The Daily Galaxy via http://www.eso.org

Posted at 08:30 AM | Permalink



Comments

Yay.A new mystery.

Posted by:Paradox |August 22, 2012 at 04:05 PM

so when did Humans complete the entire mapping of the vast expanse of space in which multipable universes are found, in order to make such a claim as this one?

Posted by:The insighter |August 23, 2012 at 09:11 PM

@Insighter -- It is simply statistical evidence, not absolute -- so no need to scan all of the universe, just a representative sample

Posted by:Dr Who |August 23, 2012 at 11:00 PM

A WRONG FORMATTING MODEL CREATES WRONG ASSUMPTIONS

Accordingly to the consensus model of elementary formation of gasses and particles, the star, SDSS J102915+172927, should not exist. - Well, maybe there is something missing in this consensus model?

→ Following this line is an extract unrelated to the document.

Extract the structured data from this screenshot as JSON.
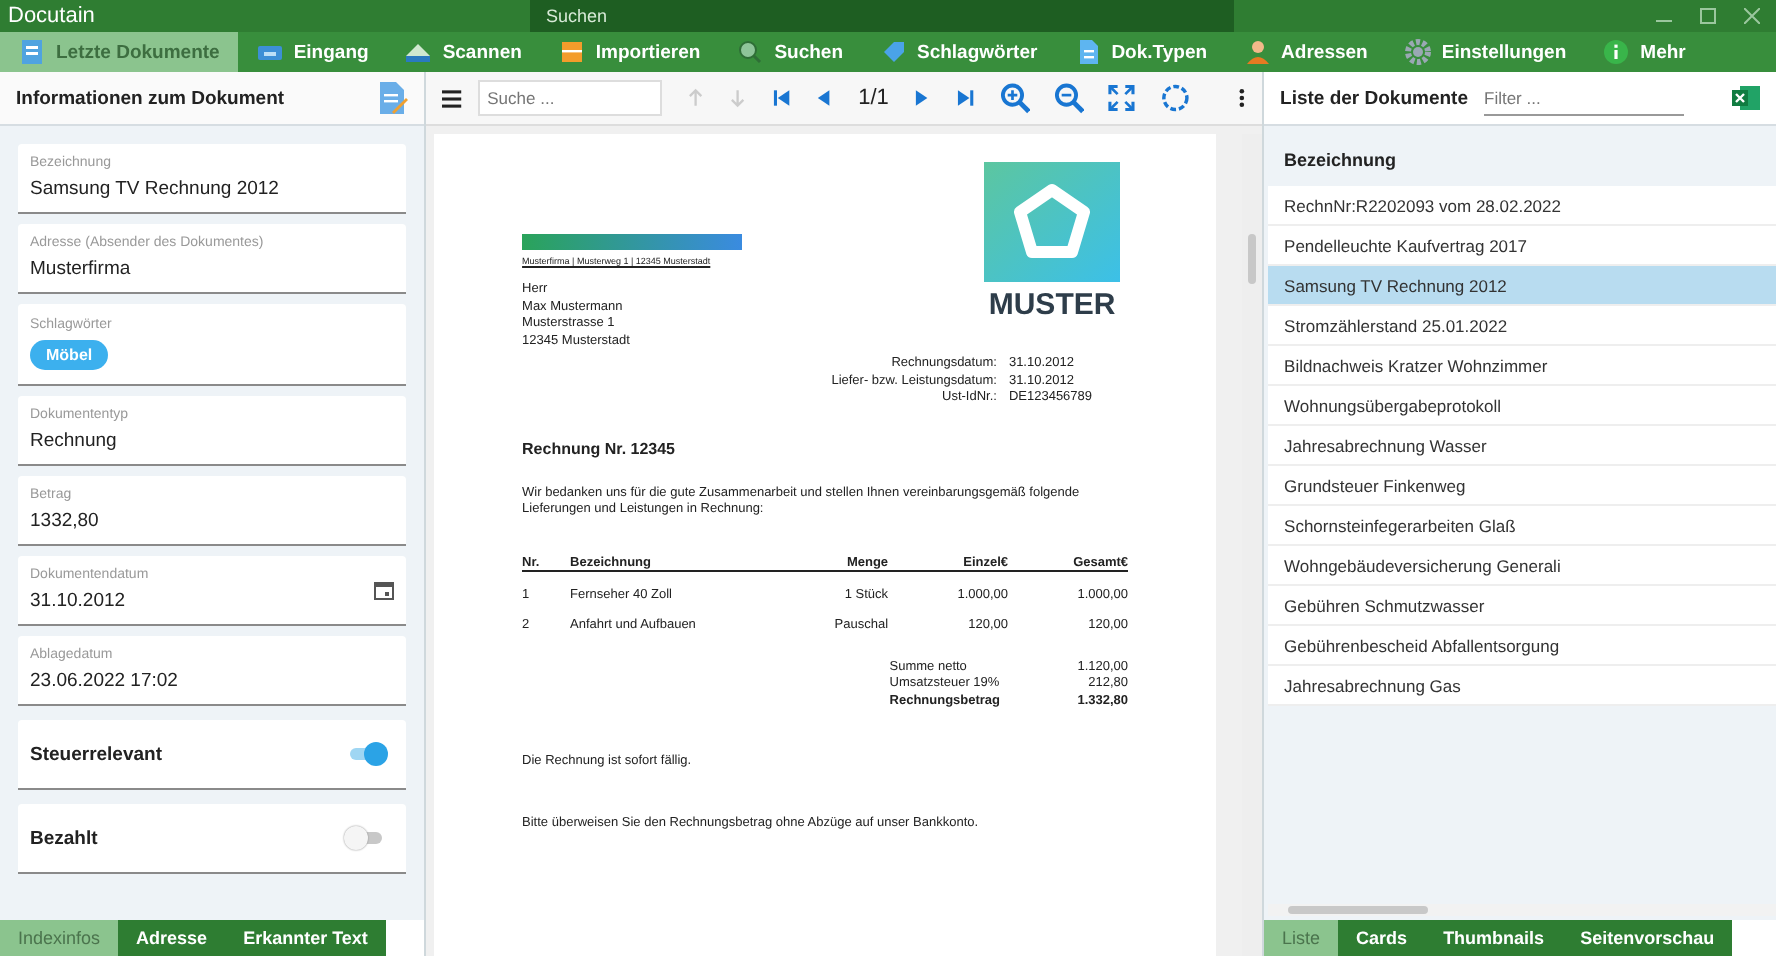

Quote 1: “The relationship between a star's age and its elemental composition stems from the way the early universe evolved”.

AD: Connecting the elementary composition with age is illogical. A specific star depends on the actual composition of the gasses and particles that were at the location of the initial formation of this star. It has nothing to do with age, but with the actual composition and with the dynamic forces that create this specific star.

Quote 2: “But the SDSS J102915+172927 is different and a mystery: It's composed almost entirely hydrogen and helium, making it looks like one of the very first in the universe”.

AD: Basic elements are all over in the Universe and the formation of stars and planets come in all kind of compositions – or the lack of some compositions.

Quote 3: “One theory is that that the star is indeed near-primordial and that its nursery was cooled interstellar dust rather than carbon and oxygen”.

AD: Connecting a random star composition to something near-primordial and again to the Big Bang can only lead the astronomers astray on the way to even more cosmological surprises.

Generally: Since our solar system is an orbiting part in the Milky Way, it is obvious that the formation of our solar system was/is an integrated part of the formation in our galaxy – and not formatted via “a local cloud of gas and dust that suddenly decided to collapse and condense under the pressure of gravity and later on produced the actual different elements present in our solar system”.

It is this formation theory that creates lots of cosmological confusions – together with the assumption of Big Bang and the consensus gravity model.

Our solar system was once formatted in the core of the Milky Way galaxy and transported out via the bars in the Milky Way and further out in the galactic arm. This explains “the galactic rotation anomaly” where objects in the Milky Way orbit the galactic core with the same velocity. The objects just follow the momentum from the swirling centre in the galactic core from where the objects were formatted and fairly slowly were launched out in the galactic surroundings.

- The problem of lacking gasses and elements in our solar system - and in the star SDSS J102915+172927 – is just a matter of what gasses and elements were at stage and hand in the formatting place.

Elementary gasses and particles are unevenly spread all over in the Universe and have always been. And therefore galaxies; stars and planets and so on, come in all kind of shapes and compositions and therefore the consensus formatting model is wrong in assuming a formatting model based on age.

Basical gasses and elements are all over in the Universe and are unevenly spread and composed. These gasses and elements undergoes an eternal formation of sorting and assembling and dissolving in the eternal Universe. “Big Bang” is just another assumption based on the lack of the overall looks of this eternal and cyclical formation.

Posted by:Ivar Nielsen |August 24, 2012 at 01:32 AM

>Quote 1: “The relationship between a star's age and its elemental composition stems from the way the early universe evolved”.

>AD: Connecting the elementary composition with age is illogical. A specific star depends on the actual composition of the gasses and particles that were at the location of the initial formation of this star. It has nothing to do with age, but with the actual composition and with the dynamic forces that create this specific star.

Age is a relevant and logical variable because the elementary composition of stars changes as they age, and not in unpredictable ways, but in very established ways.